Run harn models install mlx-qwen3.6 for the venv, download, launch, and verification commands.

Ollama

catalog provider: ollama
recommended route: devstral-small-2 (devstral-small-2:24b)
endpoint style: Ollama native chat API
recommended Harn options:

provider = "ollama"
model = "devstral-small-2"
tool_format = "text"
thinking = "off"

Notes:

Local Ollama model quality varies by template and quantization; Harn defaults known fragile routes to the text-tool contract.
Use harn provider tool-probe receipts to promote aliases from unknown to native/text/disabled on a machine.

Caveats:

Some Ollama native tool parsers reject otherwise valid text-mode model output; the capability table records those routes as text-only.

MCP notes:

MCP tools are local Harn tools; prefer the text tool contract unless a probe proves native calls work for the installed model.

Local setup:

Run harn models install devstral-small-2, then verify with harn provider ready ollama --model <model>. For local qwen3.x, use the llamacpp provider (e.g. local-qwen3.6) — Ollama's qwen3.5-family tool-call parser 500s on text-tool output.

OpenAI

catalog provider: openai
recommended route: openai:gpt-5.4-mini (gpt-5.4-mini)
endpoint style: OpenAI chat completions / Responses-compatible routes
recommended Harn options:

provider = "openai"
model = "gpt-5.4-mini"
tool_format = "native"
structured_output_mode = "native_json"

Notes:

OpenAI-family routes default to native tool calls and native JSON structured output when the model row supports tools.
Reasoning models use developer-role instructions and reasoning-summary transcript projection where the capability row declares it.

Caveats:

Use explicit reasoning effort only on reasoning rows; non-reasoning chat models should keep thinking disabled.

MCP notes:

Hosted MCP behavior is normalized through Harn tool definitions; provider-side hosted tools remain a separate provider feature.

Sambanova

catalog provider: sambanova
recommended route: sambanova:sambanova/gpt-oss-120b (sambanova/gpt-oss-120b)
endpoint style: OpenAI-compatible chat completions
recommended Harn options:

provider = "sambanova"
model = "sambanova/gpt-oss-120b"
tool_format = "text"
structured_output_mode = "native_json"

Caveats:

2026-06-24 Harn agent-loop (gpt-oss-120b, zig-feat, tool grounding present): SambaNova native ended with a provider/tool-protocol failure (Harmony empty tool_calls / reasoning-channel-only class).

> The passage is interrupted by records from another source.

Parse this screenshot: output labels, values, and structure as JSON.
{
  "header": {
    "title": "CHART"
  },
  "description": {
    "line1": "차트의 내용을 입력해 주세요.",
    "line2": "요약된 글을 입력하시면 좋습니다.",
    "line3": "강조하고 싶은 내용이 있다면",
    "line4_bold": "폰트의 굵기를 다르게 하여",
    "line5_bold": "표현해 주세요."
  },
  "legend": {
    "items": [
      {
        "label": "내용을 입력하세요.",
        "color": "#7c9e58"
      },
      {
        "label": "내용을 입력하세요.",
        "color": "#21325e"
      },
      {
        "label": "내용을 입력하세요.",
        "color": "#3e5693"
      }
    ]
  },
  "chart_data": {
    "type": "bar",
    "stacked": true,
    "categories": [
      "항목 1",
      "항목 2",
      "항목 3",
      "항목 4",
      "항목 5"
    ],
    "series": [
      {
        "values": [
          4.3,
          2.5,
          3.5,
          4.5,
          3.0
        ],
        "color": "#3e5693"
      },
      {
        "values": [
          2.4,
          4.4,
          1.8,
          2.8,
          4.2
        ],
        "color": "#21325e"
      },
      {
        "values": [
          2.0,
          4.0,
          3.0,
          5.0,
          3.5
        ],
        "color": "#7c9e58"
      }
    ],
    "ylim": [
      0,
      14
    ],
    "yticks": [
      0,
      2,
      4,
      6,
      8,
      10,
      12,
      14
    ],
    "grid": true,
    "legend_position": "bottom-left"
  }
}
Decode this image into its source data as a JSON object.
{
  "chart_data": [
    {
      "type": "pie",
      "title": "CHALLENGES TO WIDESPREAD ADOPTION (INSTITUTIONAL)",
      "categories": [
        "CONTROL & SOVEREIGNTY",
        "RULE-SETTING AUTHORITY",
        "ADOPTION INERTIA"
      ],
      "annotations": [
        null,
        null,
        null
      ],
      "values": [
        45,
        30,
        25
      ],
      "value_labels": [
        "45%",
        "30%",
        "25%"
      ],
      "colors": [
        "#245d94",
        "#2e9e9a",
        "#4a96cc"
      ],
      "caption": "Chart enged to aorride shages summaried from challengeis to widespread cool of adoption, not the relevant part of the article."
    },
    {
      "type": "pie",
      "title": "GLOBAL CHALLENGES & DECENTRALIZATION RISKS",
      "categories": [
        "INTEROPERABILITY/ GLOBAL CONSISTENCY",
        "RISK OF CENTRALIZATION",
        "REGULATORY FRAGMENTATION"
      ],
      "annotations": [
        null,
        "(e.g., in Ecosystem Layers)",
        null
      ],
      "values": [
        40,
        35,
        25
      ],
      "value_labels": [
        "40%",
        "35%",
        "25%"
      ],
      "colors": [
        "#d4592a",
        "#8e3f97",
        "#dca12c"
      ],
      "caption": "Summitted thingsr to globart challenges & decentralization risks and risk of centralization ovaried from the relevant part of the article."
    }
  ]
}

Text/heredoc is the clean pay-per-token channel. See vLLM #22578/#44216, SGLang #8976/#10738, openai/harmony #68.

Zai

catalog provider: zai
recommended route: zai:glm-4.6 (glm-4.6)
endpoint style: OpenAI-compatible chat completions
recommended Harn options:

provider = "zai"
model = "glm-4.6"
tool_format = "text"
structured_output_mode = "native_json"

Caveats:

Family-consistency pin: GLM native channels emit <tool_call> markup as content (2026-06-23 Baseten GLM-5.2 probe); no zai-direct GLM-4.7 probe yet, so inherit the family verdict rather than an optimistic native pin.